Today I was quite surprised by this mistake of mine in an inner constructor not throwing an error, but leading to a silent bug. My actual case had many arguments and I missed several, but here is a MWE:
julia> struct MyStruct{T}
x::Float64
MyStruct(x) = new{typeof(x)}() # forgot to put an argument here
end
julia> s = MyStruct(1.0)
MyStruct{Float64}(1.0) # why did this work?
julia> s = MyStruct(1)
MyStruct{Int64}(6.9311367529162e-310) # where did this come from?
I guess the obvious takeaway is that one should always unit test the behavior of a custom inner constructor.
But I would have expected that calling a zero-argument new for this struct would throw an error, since the struct has a field.

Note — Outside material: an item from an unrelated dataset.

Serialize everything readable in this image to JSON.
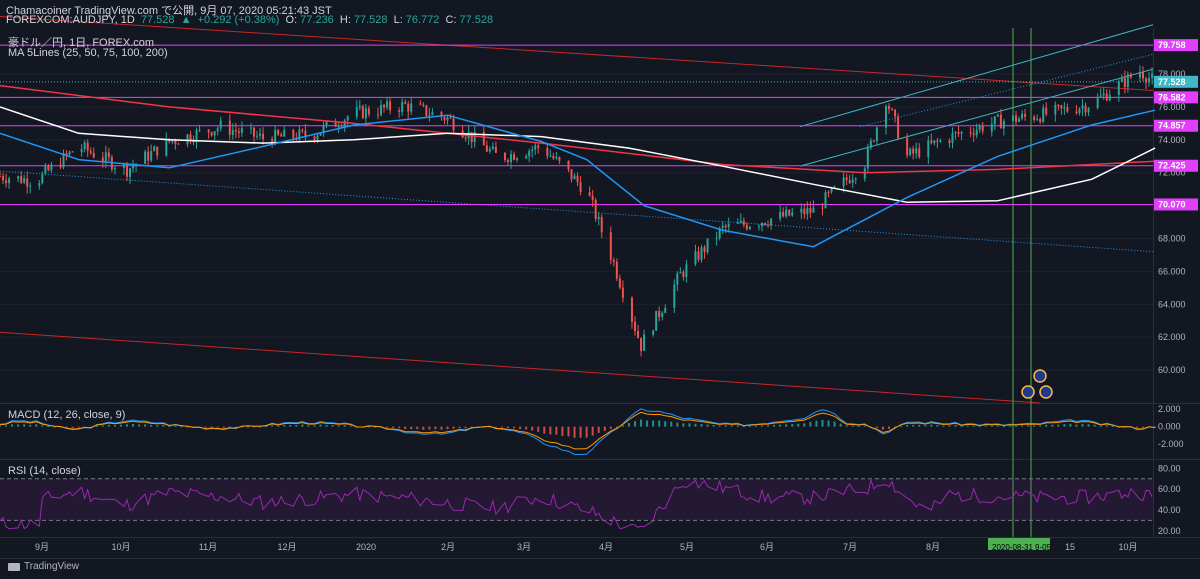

Could someone explain the reasoning behind this?
You can call new() with fewer arguments than the struct has fields and those fields will be uninitialized. For reference type fields that are represented as pointers, these appear as undef which is a non-value that’s an error to access in any way. For value type fields like you have here, the uninitialized fields will contain uninitialized memory, so basically just some random junk. (This junk value looks like it could maybe be a pointer reinterpreted as a float.)
Nope, it’s always allowed to call new() – it leaves all of the fields uninitialized. Admittedly that’s not often something you need to do in Julia (unlike C++ where it comes up all the time), but it’s a valid thing to do.
The fact that MyStruct(1.0) appears to work is actually really neat. The value of x is uninitialized (it’s just random garbage), but it seems to happen that Julia is re-using memory which contained that 1.0 for its uninitialized garbage. You get different uninitialized garbage when you pass 1, but it’s all just undefined behavior.
For example, passing a float64 gives yet other uninitialized garbage when in a function:
julia> function f()
x = 1.0
MyStruct(x)
end
f (generic function with 1 method)
julia> f()
MyStruct{Float64}(6.9357062358239e-310)
So the fact that you got MyStruct{Float64}(1.0) back at the REPL is just a coincidence.
Thanks for the explanations. I now see that this is mentioned in the manual. I think it is something that can happen accidentally, so while I’m probably not going to run into it myself again, I would also welcome a warning for new users as proposed in the linked issue.